User identification: It is easy to identify different users but it cannot avoid that some private personal registration information is misused by hackers.
Session construction: A session is a visit. Two time constraints needed for this session construction i.e., time gap between any two continuously accessed and duration for any session can not exceed a defined threshold.
Behavior recovery:
User behavior is recovered from the session for this user and defined as b=(S’,R), R is relation among S.
<0,292,300,304,350,326,512,510,512,515,513,292,319,350,517,286>
It includes two kinds of behavior
The first is that user behaviors are represented with only those unique accessed pages.
S’= <0,292,300,304,326,510,512, 513,515,319,350,517,286>
The second is that user behaviors are represented wit those unique accessed pages and also the access sequence among these pages.

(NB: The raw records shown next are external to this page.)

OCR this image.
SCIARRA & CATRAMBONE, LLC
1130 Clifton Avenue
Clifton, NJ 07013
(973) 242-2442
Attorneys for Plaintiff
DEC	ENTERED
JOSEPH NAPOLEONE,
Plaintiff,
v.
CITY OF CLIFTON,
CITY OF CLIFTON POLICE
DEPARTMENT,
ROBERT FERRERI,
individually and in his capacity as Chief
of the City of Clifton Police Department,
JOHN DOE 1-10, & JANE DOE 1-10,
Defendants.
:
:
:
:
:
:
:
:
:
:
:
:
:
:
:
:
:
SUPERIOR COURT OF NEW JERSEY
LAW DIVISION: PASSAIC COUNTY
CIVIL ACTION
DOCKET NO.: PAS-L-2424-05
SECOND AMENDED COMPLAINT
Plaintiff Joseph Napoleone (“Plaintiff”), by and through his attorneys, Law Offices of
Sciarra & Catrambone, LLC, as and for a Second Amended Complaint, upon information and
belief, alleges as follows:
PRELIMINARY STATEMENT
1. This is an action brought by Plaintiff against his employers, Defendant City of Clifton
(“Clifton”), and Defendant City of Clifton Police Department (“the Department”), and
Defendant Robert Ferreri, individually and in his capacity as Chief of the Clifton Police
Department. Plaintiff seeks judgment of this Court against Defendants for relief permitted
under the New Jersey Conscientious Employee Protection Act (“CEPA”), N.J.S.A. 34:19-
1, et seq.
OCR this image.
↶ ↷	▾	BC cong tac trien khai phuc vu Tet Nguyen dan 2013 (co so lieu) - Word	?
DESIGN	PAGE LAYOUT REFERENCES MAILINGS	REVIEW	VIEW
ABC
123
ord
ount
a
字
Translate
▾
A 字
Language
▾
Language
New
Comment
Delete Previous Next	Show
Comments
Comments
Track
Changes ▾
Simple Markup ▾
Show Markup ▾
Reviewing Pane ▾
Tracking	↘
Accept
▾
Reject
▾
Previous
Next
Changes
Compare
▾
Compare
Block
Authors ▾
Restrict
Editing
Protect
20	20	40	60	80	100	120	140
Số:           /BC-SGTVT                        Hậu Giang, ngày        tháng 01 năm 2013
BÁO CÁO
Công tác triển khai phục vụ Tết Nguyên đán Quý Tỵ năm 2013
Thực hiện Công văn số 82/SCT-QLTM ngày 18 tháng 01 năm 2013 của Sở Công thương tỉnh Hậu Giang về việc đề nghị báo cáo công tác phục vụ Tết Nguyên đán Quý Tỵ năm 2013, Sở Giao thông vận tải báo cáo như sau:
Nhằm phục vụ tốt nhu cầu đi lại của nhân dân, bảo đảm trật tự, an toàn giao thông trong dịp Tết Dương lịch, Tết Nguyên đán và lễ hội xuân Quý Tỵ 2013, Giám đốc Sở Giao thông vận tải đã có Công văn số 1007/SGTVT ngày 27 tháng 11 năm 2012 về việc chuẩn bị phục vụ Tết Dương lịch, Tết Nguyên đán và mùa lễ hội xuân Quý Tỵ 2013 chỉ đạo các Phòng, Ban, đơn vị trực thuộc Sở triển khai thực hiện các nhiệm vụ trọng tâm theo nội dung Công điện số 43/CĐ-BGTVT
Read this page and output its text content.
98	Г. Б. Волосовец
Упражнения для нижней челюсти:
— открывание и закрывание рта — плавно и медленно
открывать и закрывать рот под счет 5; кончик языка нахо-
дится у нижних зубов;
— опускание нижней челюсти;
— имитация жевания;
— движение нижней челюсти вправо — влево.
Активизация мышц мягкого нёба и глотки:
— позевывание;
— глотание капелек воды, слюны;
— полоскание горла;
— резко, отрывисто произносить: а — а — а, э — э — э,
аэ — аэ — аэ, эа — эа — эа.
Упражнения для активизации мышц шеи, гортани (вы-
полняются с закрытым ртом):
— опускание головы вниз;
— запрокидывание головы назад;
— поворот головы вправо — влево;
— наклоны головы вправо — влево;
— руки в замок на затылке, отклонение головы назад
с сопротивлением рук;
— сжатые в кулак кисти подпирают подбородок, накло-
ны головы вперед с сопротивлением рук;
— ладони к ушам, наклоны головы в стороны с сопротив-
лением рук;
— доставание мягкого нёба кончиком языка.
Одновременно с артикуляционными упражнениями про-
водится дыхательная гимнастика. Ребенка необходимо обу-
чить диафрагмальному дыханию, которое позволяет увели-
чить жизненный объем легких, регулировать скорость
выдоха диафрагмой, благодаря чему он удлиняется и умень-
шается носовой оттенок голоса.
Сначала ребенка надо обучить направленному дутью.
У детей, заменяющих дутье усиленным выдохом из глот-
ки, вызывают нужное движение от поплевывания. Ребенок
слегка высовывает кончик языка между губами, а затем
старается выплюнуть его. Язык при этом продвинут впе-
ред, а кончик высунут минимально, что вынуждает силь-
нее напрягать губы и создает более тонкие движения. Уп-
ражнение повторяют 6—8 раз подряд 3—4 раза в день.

<0-292-300-304-350-326-512-510-513-515-319-517-286>
Applications
Intelligent Web services
Log analysis for security applications
Contextual information access and retrieval
Recommendation and personalization systems
Fraud and misuse detection, such as credit-card fraud and
network detection.
Services:
User Modeling and Profiling
Enabling Technologies
Web content, usage, structure mining
Conclusion:
In this paper we proposed a definition of Web mining and developed a taxonomy of the various ongoing efforts related to it.
Companies find a new and better way to do business.
However, E-business cannot just build a web site and then sit back and reap the benefits, which , in most cases is fruitless.
Companies have to implement Web mining systems to understand their customers’ profiles, and to identify their own strength and weakness of their E-marketing efforts on the web through continuous improvements.